As “cracolândias” de nosso cotidiano

Desde o final do ano passado, a polícia militar paulista vem empreendendo uma operação permanente na região central da capital paulista, em um local conhecido como Cracolândia, onde o consumo de crack se dava livremente. Centenas de pessoas foram abordadas, traficantes presos, prédios abandonados desocupados, num processo tido como higienista por muitos especialistas. A forte presença policial no local visa reprimir e erradicar o tráfico e consumo de drogas e conduzir os dependentes químicos para tratamento, porém o trabalho ostensivo e até agressivo por parte das incursões policiais está mostrando resultados pouco desejados ao que a sociedade almeja.

O primeiro efeito observado foi a dispersão das pessoas dependentes e traficantes para outras regiões do centro de São Paulo. Antes, essas pessoas ficavam concentradas na região da Praça Júlio Prestes, e com a operação policial se dirigiram a outras regiões. Outro efeito observado foi o aumento da busca por tratamento aos dependentes químicos, porém a estrutura para acolher essas pessoas na região da Cracolândia é insipiente para atendê-los. A operação foi alvo de críticas às autoridades policiais. Ficou evidente que o Governo do Estado de São Paulo ainda considera a questão da droga como caso de polícia, em vez de ser considerado um caso grave de saúde pública. A narcodependência é uma epidemia mundial que não pode ser resolvida apenas com a repressão ao tráfico e ao consumo. É preciso tratar o dependente e também conscientizar as pessoas do risco que os narcóticos trazem às suas vidas.

É importante realizar ações para conter o tráfico de drogas, porém é preciso saber e entender como as pessoas são conduzidas ao vício. O tráfico de drogas só existe pois existem pessoas que tem necessidade de consumir drogas, o que parece óbvio, porém não perfeitamente compreendido pelas autoridades políticas que preferem trabalhar com a repressão do que com prevenção.

A questão da droga não está apenas na Cracolândia. É apenas a ponta do iceberg de um abismo social formado por lacunas que a droga preenche pela ausência do Estado na formação do cidadão. A educação é o primeiro e importante passo para que o cidadão tenha consciência de seus valores e também dos males que todo e qualquer vício podem ocasionar. A formação do cidadão, não apenas cultural, mas social e pessoal, garantem às pessoas estímulos à sua auto-estima e os protegem de ser susceptíveis a qualquer tipo de ato danoso a si ou a sociedade.

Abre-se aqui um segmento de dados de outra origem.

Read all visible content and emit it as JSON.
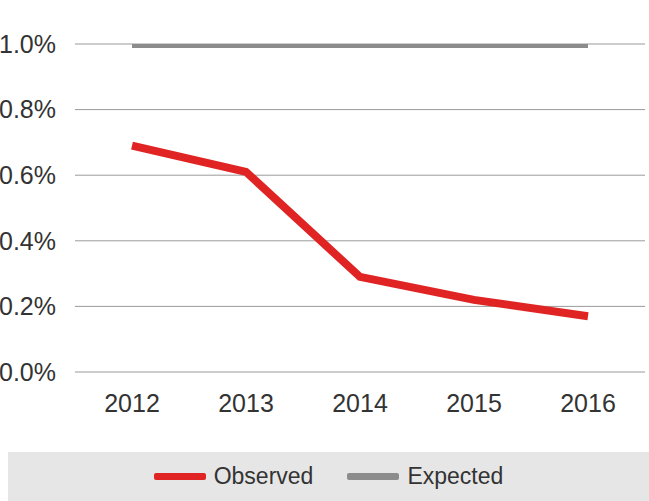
{
  "chart_data": {
    "type": "line",
    "categories": [
      "2012",
      "2013",
      "2014",
      "2015",
      "2016"
    ],
    "series": [
      {
        "name": "Observed",
        "color": "#e02424",
        "values": [
          0.69,
          0.61,
          0.29,
          0.22,
          0.17
        ]
      },
      {
        "name": "Expected",
        "color": "#8c8c8c",
        "values": [
          1.0,
          1.0,
          1.0,
          1.0,
          1.0
        ]
      }
    ],
    "ylim": [
      0,
      1.0
    ],
    "yticks": [
      {
        "value": 0,
        "label": "0.0%"
      },
      {
        "value": 0.2,
        "label": "0.2%"
      },
      {
        "value": 0.4,
        "label": "0.4%"
      },
      {
        "value": 0.6,
        "label": "0.6%"
      },
      {
        "value": 0.8,
        "label": "0.8%"
      },
      {
        "value": 1.0,
        "label": "1.0%"
      }
    ],
    "grid": true,
    "legend": "bottom"
  }
}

O trabalho de comunicação e conscientização permitem a todos o conhecimento pleno do universo da dependência química tratando o dependente como um doente e não como bandido. O trabalho deve ter foco na família tanto dos que estariam expostos ao tráfico como os que já fazem uso de drogas.

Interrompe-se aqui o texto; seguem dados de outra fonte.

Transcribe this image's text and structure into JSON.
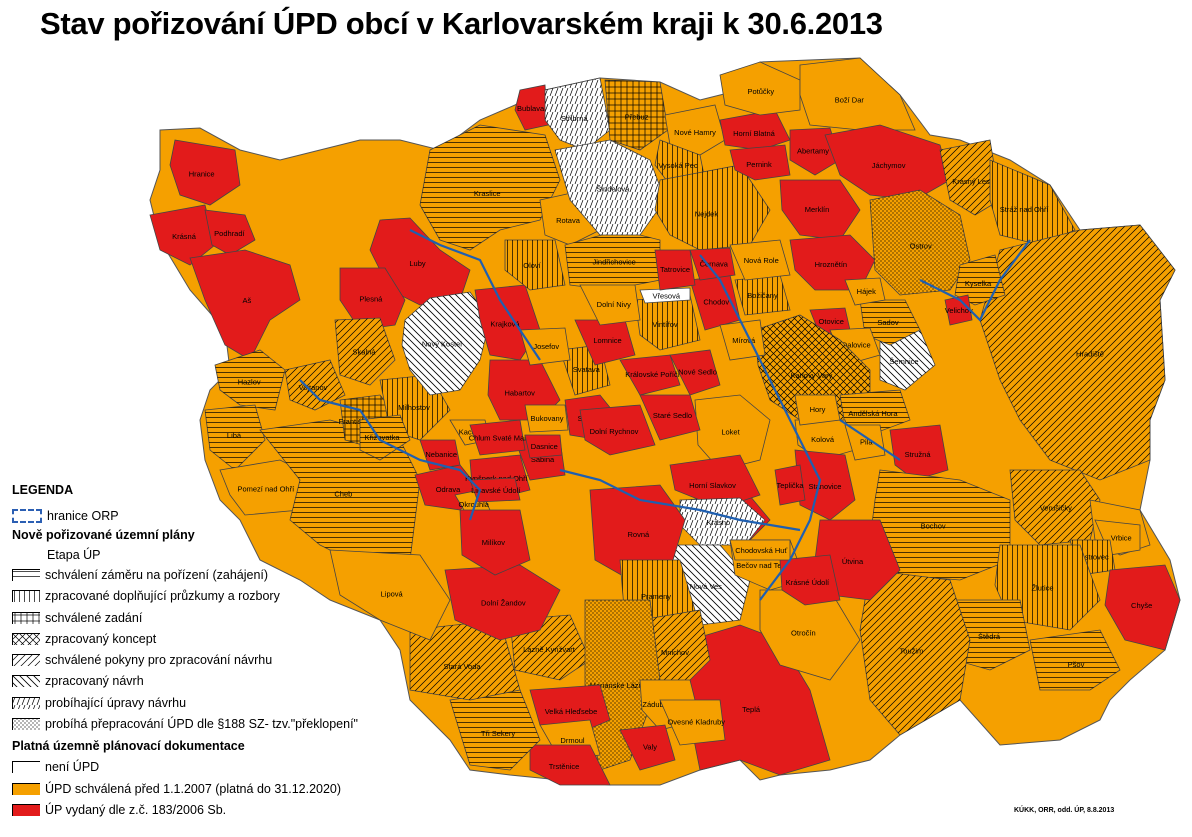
{
  "title": "Stav pořizování ÚPD obcí v Karlovarském kraji k 30.6.2013",
  "credit": "KÚKK, ORR, odd. ÚP, 8.8.2013",
  "colors": {
    "red": "#e21b1b",
    "orange": "#f5a000",
    "white": "#ffffff",
    "border": "#1f5fb0"
  },
  "legend": {
    "title": "LEGENDA",
    "orp_border": "hranice ORP",
    "new_plans_title": "Nově pořizované územní plány",
    "stage_label": "Etapa ÚP",
    "stages": [
      {
        "id": "horiz",
        "label": "schválení záměru na pořízení (zahájení)"
      },
      {
        "id": "vert",
        "label": "zpracované doplňující průzkumy a rozbory"
      },
      {
        "id": "grid",
        "label": "schválené zadání"
      },
      {
        "id": "cross",
        "label": "zpracovaný koncept"
      },
      {
        "id": "diag",
        "label": "schválené pokyny pro zpracování návrhu"
      },
      {
        "id": "back",
        "label": "zpracovaný návrh"
      },
      {
        "id": "vdiag",
        "label": "probíhající úpravy návrhu"
      },
      {
        "id": "dots",
        "label": "probíhá přepracování ÚPD dle §188 SZ- tzv.\"překlopení\""
      }
    ],
    "valid_title": "Platná územně plánovací dokumentace",
    "valid": [
      {
        "id": "none",
        "label": "není ÚPD"
      },
      {
        "id": "orange",
        "label": "ÚPD schválená před 1.1.2007 (platná do 31.12.2020)"
      },
      {
        "id": "red",
        "label": "ÚP vydaný dle z.č. 183/2006 Sb."
      }
    ]
  },
  "municipalities": [
    {
      "name": "Hranice",
      "fill": "red",
      "pattern": ""
    },
    {
      "name": "Krásná",
      "fill": "red",
      "pattern": ""
    },
    {
      "name": "Podhradí",
      "fill": "red",
      "pattern": ""
    },
    {
      "name": "Aš",
      "fill": "red",
      "pattern": ""
    },
    {
      "name": "Luby",
      "fill": "red",
      "pattern": ""
    },
    {
      "name": "Plesná",
      "fill": "red",
      "pattern": ""
    },
    {
      "name": "Skalná",
      "fill": "orange",
      "pattern": "diag"
    },
    {
      "name": "Hazlov",
      "fill": "orange",
      "pattern": "horiz"
    },
    {
      "name": "Vojtanov",
      "fill": "orange",
      "pattern": "diag"
    },
    {
      "name": "Libá",
      "fill": "orange",
      "pattern": "horiz"
    },
    {
      "name": "Pomezí nad Ohří",
      "fill": "orange",
      "pattern": ""
    },
    {
      "name": "Cheb",
      "fill": "orange",
      "pattern": "horiz"
    },
    {
      "name": "Františkovy Lázně",
      "fill": "orange",
      "pattern": "grid"
    },
    {
      "name": "Milhostov",
      "fill": "orange",
      "pattern": "vert"
    },
    {
      "name": "Nový Kostel",
      "fill": "white",
      "pattern": "back"
    },
    {
      "name": "Křižovatka",
      "fill": "orange",
      "pattern": "horiz"
    },
    {
      "name": "Krajková",
      "fill": "red",
      "pattern": ""
    },
    {
      "name": "Habartov",
      "fill": "red",
      "pattern": ""
    },
    {
      "name": "Kaceřov",
      "fill": "orange",
      "pattern": ""
    },
    {
      "name": "Odrava",
      "fill": "red",
      "pattern": ""
    },
    {
      "name": "Nebanice",
      "fill": "red",
      "pattern": ""
    },
    {
      "name": "Okrouhlá",
      "fill": "orange",
      "pattern": ""
    },
    {
      "name": "Sokolov",
      "fill": "red",
      "pattern": ""
    },
    {
      "name": "Bublava",
      "fill": "red",
      "pattern": ""
    },
    {
      "name": "Stříbrná",
      "fill": "white",
      "pattern": "vdiag"
    },
    {
      "name": "Přebuz",
      "fill": "orange",
      "pattern": "grid"
    },
    {
      "name": "Kraslice",
      "fill": "orange",
      "pattern": "horiz"
    },
    {
      "name": "Rotava",
      "fill": "orange",
      "pattern": ""
    },
    {
      "name": "Oloví",
      "fill": "orange",
      "pattern": "vert"
    },
    {
      "name": "Jindřichovice",
      "fill": "orange",
      "pattern": "horiz"
    },
    {
      "name": "Šindelová",
      "fill": "white",
      "pattern": "vdiag"
    },
    {
      "name": "Nové Hamry",
      "fill": "orange",
      "pattern": ""
    },
    {
      "name": "Vysoká Pec",
      "fill": "orange",
      "pattern": "vert"
    },
    {
      "name": "Nejdek",
      "fill": "orange",
      "pattern": "vert"
    },
    {
      "name": "Horní Blatná",
      "fill": "red",
      "pattern": ""
    },
    {
      "name": "Pernink",
      "fill": "red",
      "pattern": ""
    },
    {
      "name": "Potůčky",
      "fill": "orange",
      "pattern": ""
    },
    {
      "name": "Boží Dar",
      "fill": "orange",
      "pattern": ""
    },
    {
      "name": "Abertamy",
      "fill": "red",
      "pattern": ""
    },
    {
      "name": "Jáchymov",
      "fill": "red",
      "pattern": ""
    },
    {
      "name": "Merklín",
      "fill": "red",
      "pattern": ""
    },
    {
      "name": "Hroznětín",
      "fill": "red",
      "pattern": ""
    },
    {
      "name": "Ostrov",
      "fill": "orange",
      "pattern": "dots"
    },
    {
      "name": "Krásný Les",
      "fill": "orange",
      "pattern": "diag"
    },
    {
      "name": "Stráž nad Ohří",
      "fill": "orange",
      "pattern": "vert"
    },
    {
      "name": "Hradiště",
      "fill": "orange",
      "pattern": "diag"
    },
    {
      "name": "Kyselka",
      "fill": "orange",
      "pattern": "horiz"
    },
    {
      "name": "Velichov",
      "fill": "red",
      "pattern": ""
    },
    {
      "name": "Šemnice",
      "fill": "white",
      "pattern": "back"
    },
    {
      "name": "Sadov",
      "fill": "orange",
      "pattern": "horiz"
    },
    {
      "name": "Hájek",
      "fill": "orange",
      "pattern": ""
    },
    {
      "name": "Otovice",
      "fill": "red",
      "pattern": ""
    },
    {
      "name": "Dalovice",
      "fill": "orange",
      "pattern": ""
    },
    {
      "name": "Karlovy Vary",
      "fill": "orange",
      "pattern": "cross"
    },
    {
      "name": "Andělská Hora",
      "fill": "orange",
      "pattern": "horiz"
    },
    {
      "name": "Kolová",
      "fill": "orange",
      "pattern": ""
    },
    {
      "name": "Pila",
      "fill": "orange",
      "pattern": ""
    },
    {
      "name": "Stružná",
      "fill": "red",
      "pattern": ""
    },
    {
      "name": "Bochov",
      "fill": "orange",
      "pattern": "horiz"
    },
    {
      "name": "Verušičky",
      "fill": "orange",
      "pattern": "diag"
    },
    {
      "name": "Valeč",
      "fill": "orange",
      "pattern": ""
    },
    {
      "name": "Vrbice",
      "fill": "orange",
      "pattern": ""
    },
    {
      "name": "Ostrovec",
      "fill": "orange",
      "pattern": "vert"
    },
    {
      "name": "Žlutice",
      "fill": "orange",
      "pattern": "vert"
    },
    {
      "name": "Chyše",
      "fill": "red",
      "pattern": ""
    },
    {
      "name": "Štědrá",
      "fill": "orange",
      "pattern": "horiz"
    },
    {
      "name": "Pšov",
      "fill": "orange",
      "pattern": "horiz"
    },
    {
      "name": "Toužim",
      "fill": "orange",
      "pattern": "diag"
    },
    {
      "name": "Útvina",
      "fill": "red",
      "pattern": ""
    },
    {
      "name": "Teplá",
      "fill": "red",
      "pattern": ""
    },
    {
      "name": "Otročín",
      "fill": "orange",
      "pattern": ""
    },
    {
      "name": "Stanovice",
      "fill": "red",
      "pattern": ""
    },
    {
      "name": "Teplička",
      "fill": "red",
      "pattern": ""
    },
    {
      "name": "Březová",
      "fill": "red",
      "pattern": ""
    },
    {
      "name": "Loket",
      "fill": "orange",
      "pattern": ""
    },
    {
      "name": "Horní Slavkov",
      "fill": "red",
      "pattern": ""
    },
    {
      "name": "Krásno",
      "fill": "white",
      "pattern": "vdiag"
    },
    {
      "name": "Nová Ves",
      "fill": "white",
      "pattern": "back"
    },
    {
      "name": "Bečov nad Teplou",
      "fill": "orange",
      "pattern": ""
    },
    {
      "name": "Krásné Údolí",
      "fill": "red",
      "pattern": ""
    },
    {
      "name": "Rovná",
      "fill": "red",
      "pattern": ""
    },
    {
      "name": "Prameny",
      "fill": "orange",
      "pattern": "vert"
    },
    {
      "name": "Mnichov",
      "fill": "orange",
      "pattern": "diag"
    },
    {
      "name": "Lázně Kynžvart",
      "fill": "orange",
      "pattern": "diag"
    },
    {
      "name": "Mariánské Lázně",
      "fill": "orange",
      "pattern": "dots"
    },
    {
      "name": "Zádub-Závišín",
      "fill": "orange",
      "pattern": ""
    },
    {
      "name": "Ovesné Kladruby",
      "fill": "orange",
      "pattern": ""
    },
    {
      "name": "Valy",
      "fill": "red",
      "pattern": ""
    },
    {
      "name": "Velká Hleďsebe",
      "fill": "red",
      "pattern": ""
    },
    {
      "name": "Drmoul",
      "fill": "orange",
      "pattern": ""
    },
    {
      "name": "Trstěnice",
      "fill": "red",
      "pattern": ""
    },
    {
      "name": "Tři Sekery",
      "fill": "orange",
      "pattern": "horiz"
    },
    {
      "name": "Stará Voda",
      "fill": "orange",
      "pattern": "diag"
    },
    {
      "name": "Lipová",
      "fill": "orange",
      "pattern": ""
    },
    {
      "name": "Dolní Žandov",
      "fill": "red",
      "pattern": ""
    },
    {
      "name": "Milíkov",
      "fill": "red",
      "pattern": ""
    },
    {
      "name": "Šabina",
      "fill": "red",
      "pattern": ""
    },
    {
      "name": "Svatava",
      "fill": "orange",
      "pattern": "vert"
    },
    {
      "name": "Josefov",
      "fill": "orange",
      "pattern": ""
    },
    {
      "name": "Lomnice",
      "fill": "red",
      "pattern": ""
    },
    {
      "name": "Královské Poříčí",
      "fill": "red",
      "pattern": ""
    },
    {
      "name": "Nové Sedlo",
      "fill": "red",
      "pattern": ""
    },
    {
      "name": "Staré Sedlo",
      "fill": "red",
      "pattern": ""
    },
    {
      "name": "Dolní Rychnov",
      "fill": "red",
      "pattern": ""
    },
    {
      "name": "Vintířov",
      "fill": "orange",
      "pattern": "vert"
    },
    {
      "name": "Dolní Nivy",
      "fill": "orange",
      "pattern": ""
    },
    {
      "name": "Vřesová",
      "fill": "white",
      "pattern": ""
    },
    {
      "name": "Chodov",
      "fill": "red",
      "pattern": ""
    },
    {
      "name": "Mírová",
      "fill": "orange",
      "pattern": ""
    },
    {
      "name": "Božičany",
      "fill": "orange",
      "pattern": "vert"
    },
    {
      "name": "Nová Role",
      "fill": "orange",
      "pattern": ""
    },
    {
      "name": "Černava",
      "fill": "red",
      "pattern": ""
    },
    {
      "name": "Tatrovice",
      "fill": "red",
      "pattern": ""
    },
    {
      "name": "Chodovská Huť",
      "fill": "orange",
      "pattern": ""
    },
    {
      "name": "Kynšperk nad Ohří",
      "fill": "red",
      "pattern": ""
    },
    {
      "name": "Libavské Údolí",
      "fill": "red",
      "pattern": ""
    },
    {
      "name": "Chlum Svaté Maří",
      "fill": "red",
      "pattern": ""
    },
    {
      "name": "Dasnice",
      "fill": "red",
      "pattern": ""
    },
    {
      "name": "Bukovany",
      "fill": "orange",
      "pattern": ""
    },
    {
      "name": "Hory",
      "fill": "orange",
      "pattern": ""
    }
  ]
}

Devemos também desmistificar a questão da droga, sem eufemismos. Todos nós, em maior ou menor grau, sofremos a consequência do mal da droga e não podemos nos isentar de responsabilidade em lutar contra esse mal.

Aos dependentes devemos mostrar-lhes alternativas. O universo da droga é paranoico. A pessoa, aos poucos, passa a viver em função do vício, chegando-o a estar totalmente alheio à realidade. O processo de recuperação deve ser inverso, porém é tortuoso pois muitos dependentes acabam vendo qualquer alternativa à droga como um retorno à vida sofrida. O processo de recuperação começa pela análise da vida do dependente químico.

A contribuição da sociedade deve ser coordenada e sinérgica. Todos devem contribuir para acabar com a epidemia da narcodependência.